Additionally, current autonomous activation mechanisms make it difficult to associate more than one audio track with a given pair of physical pages. This limitation is a particular disadvantage, for example, for educational books in which it would be desirable to associate specific media tracks with different features of the same physical page. Examples of such educational books that do not currently exist might include, for example, a reading primer that allows the user to listen to a voice reading a particular line of text or a musical instruction book that plays a sequence of measures in one of the lines of music printed on a page.
Further, current autonomous activation mechanisms do not give the user a convenient way to not play the audio track associated with a given page or to delay the playing of the audio track. Consequently, to extend the foregoing educational book examples, it would be difficult for a beginning reader or musician to attempt to read the words or play the music on a given page prior to hearing the corresponding track play the corresponding audio track.

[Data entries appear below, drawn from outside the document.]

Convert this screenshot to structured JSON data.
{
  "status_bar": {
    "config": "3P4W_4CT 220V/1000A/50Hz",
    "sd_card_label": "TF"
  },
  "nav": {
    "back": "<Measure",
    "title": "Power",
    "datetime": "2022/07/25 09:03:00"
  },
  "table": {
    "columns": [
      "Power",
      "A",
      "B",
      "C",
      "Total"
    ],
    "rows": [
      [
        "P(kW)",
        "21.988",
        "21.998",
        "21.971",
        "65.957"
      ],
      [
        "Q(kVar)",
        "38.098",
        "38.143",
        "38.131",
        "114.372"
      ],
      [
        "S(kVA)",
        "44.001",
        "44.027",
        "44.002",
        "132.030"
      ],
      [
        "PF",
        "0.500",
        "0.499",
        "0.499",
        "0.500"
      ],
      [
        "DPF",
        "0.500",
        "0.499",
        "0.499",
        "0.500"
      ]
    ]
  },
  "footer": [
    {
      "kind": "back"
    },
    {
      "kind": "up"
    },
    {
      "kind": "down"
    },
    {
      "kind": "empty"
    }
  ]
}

Interactive printed books that rely on user interaction to trigger presentation of an audio track commonly provide pressure-sensitive switches in the binding or cover of the book. In one design, the back cover of the book has an array of switches and corresponding indicia on the physical pages of the book that are aligned with the switches on the back cover. When the user manually presses on an indicia on a given page, pressure is transferred through the pages of the book to activate the associated switch and play the selected audio track. This arrangement is inconvenient because it requires the user to hold the book in a specific position or on a flat surface to assure that the proper switch is activated. Furthermore, the number of switches and number of pages is limited by the precision with which pressure can be reliably transferred through the pages to the desired switch on the cover.

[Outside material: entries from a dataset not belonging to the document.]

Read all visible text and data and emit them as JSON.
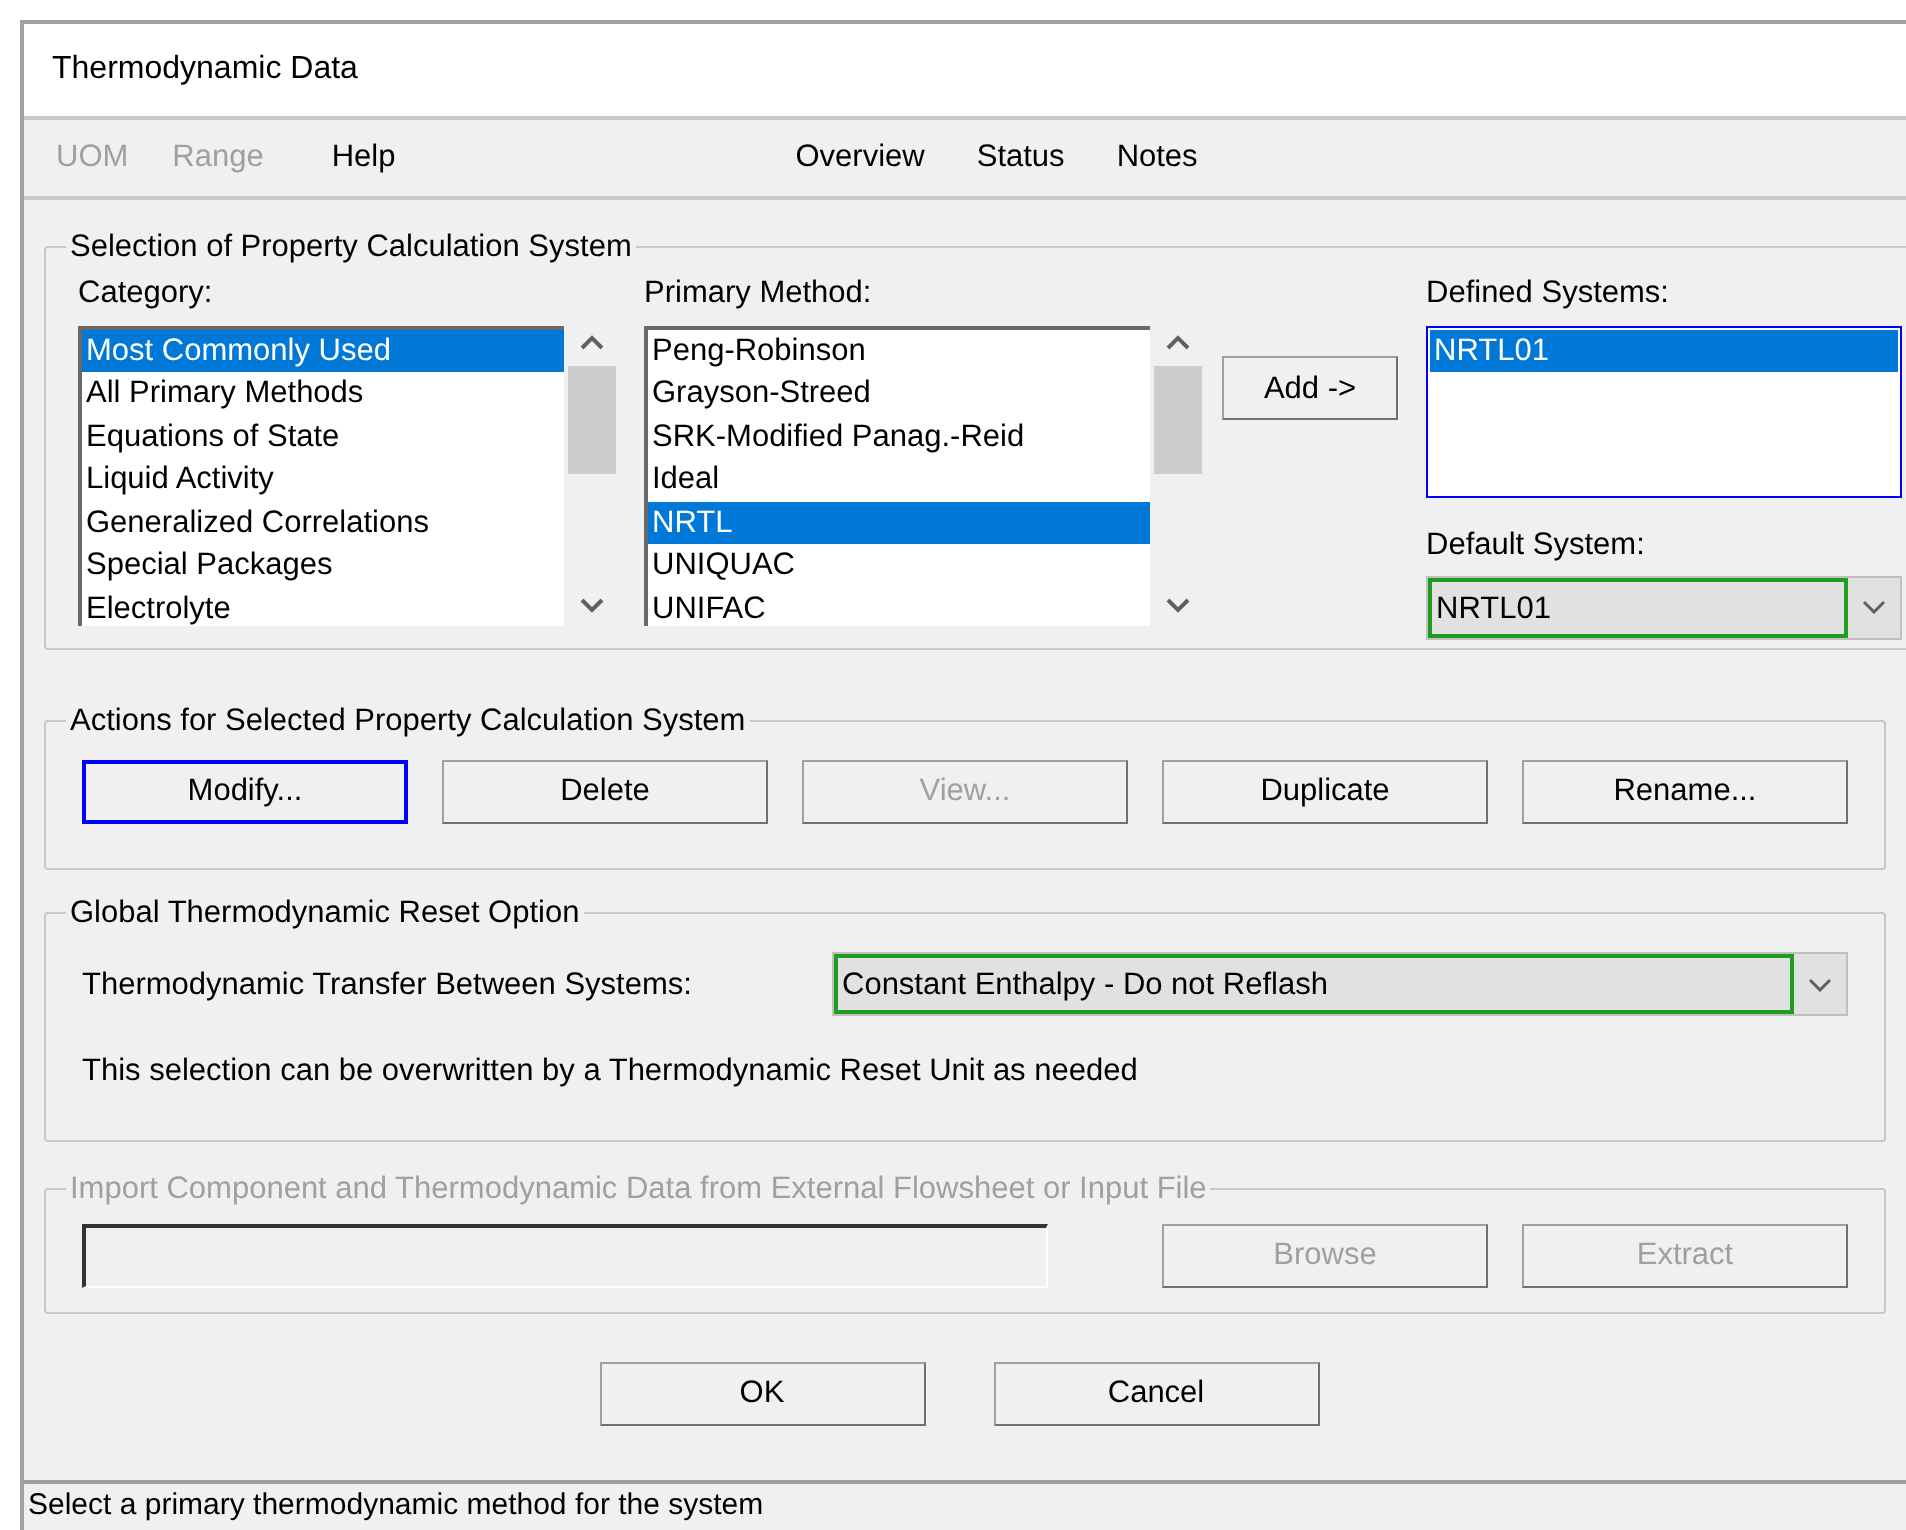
{
  "window": {
    "title": "Thermodynamic Data"
  },
  "menu": [
    {
      "label": "UOM",
      "disabled": true
    },
    {
      "label": "Range",
      "disabled": true
    },
    {
      "label": "Help",
      "disabled": false
    }
  ],
  "view_links": [
    {
      "label": "Overview"
    },
    {
      "label": "Status"
    },
    {
      "label": "Notes"
    }
  ],
  "selection_group": {
    "title": "Selection of Property Calculation System",
    "category": {
      "label": "Category:",
      "items": [
        {
          "label": "Most Commonly Used",
          "selected": true
        },
        {
          "label": "All Primary Methods",
          "selected": false
        },
        {
          "label": "Equations of State",
          "selected": false
        },
        {
          "label": "Liquid Activity",
          "selected": false
        },
        {
          "label": "Generalized Correlations",
          "selected": false
        },
        {
          "label": "Special Packages",
          "selected": false
        },
        {
          "label": "Electrolyte",
          "selected": false
        }
      ]
    },
    "primary_method": {
      "label": "Primary Method:",
      "items": [
        {
          "label": "Peng-Robinson",
          "selected": false
        },
        {
          "label": "Grayson-Streed",
          "selected": false
        },
        {
          "label": "SRK-Modified Panag.-Reid",
          "selected": false
        },
        {
          "label": "Ideal",
          "selected": false
        },
        {
          "label": "NRTL",
          "selected": true
        },
        {
          "label": "UNIQUAC",
          "selected": false
        },
        {
          "label": "UNIFAC",
          "selected": false
        }
      ]
    },
    "add_button": {
      "label": "Add ->"
    },
    "defined_systems": {
      "label": "Defined Systems:",
      "items": [
        {
          "label": "NRTL01",
          "selected": true
        }
      ]
    },
    "default_system": {
      "label": "Default System:",
      "value": "NRTL01"
    }
  },
  "actions_group": {
    "title": "Actions for Selected Property Calculation System",
    "buttons": [
      {
        "label": "Modify...",
        "disabled": false,
        "focused": true
      },
      {
        "label": "Delete",
        "disabled": false,
        "focused": false
      },
      {
        "label": "View...",
        "disabled": true,
        "focused": false
      },
      {
        "label": "Duplicate",
        "disabled": false,
        "focused": false
      },
      {
        "label": "Rename...",
        "disabled": false,
        "focused": false
      }
    ]
  },
  "reset_group": {
    "title": "Global Thermodynamic Reset Option",
    "transfer_label": "Thermodynamic Transfer Between Systems:",
    "transfer_value": "Constant Enthalpy - Do not Reflash",
    "note": "This selection can be overwritten by a Thermodynamic Reset Unit as needed"
  },
  "import_group": {
    "title": "Import Component and Thermodynamic Data from External Flowsheet or Input File",
    "disabled": true,
    "buttons": [
      {
        "label": "Browse",
        "disabled": true
      },
      {
        "label": "Extract",
        "disabled": true
      }
    ]
  },
  "dialog_buttons": [
    {
      "label": "OK"
    },
    {
      "label": "Cancel"
    }
  ],
  "status_bar": "Select a primary thermodynamic method for the system"
}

In other designs of interactive printed books having non-autonomous activation mechanisms, pressure-sensitive switches are located in the pages themselves. While supporting more precise selection of audio tracks, audio books having pressure-sensitive switches incorporated into the physical pages of the book require significantly thicker pages than those in an ordinary printed book (e.g., laminated paperboard pages), thereby increasing the size of the book and the cost of materials and decreasing the number of pages that can reasonably be included in the book. Further, care must be taken to distribute the pressure-sensitive switches so that a user pressing on a switch on one page does not inadvertently activate a switch on another underlying page.
In view of the foregoing, it would be desirable to provide an improved touch-activated interactive printed book that offers a user-friendly and intuitive experience and that can be manufactured with a form factor and page thickness similar to standard non-interactive printed books.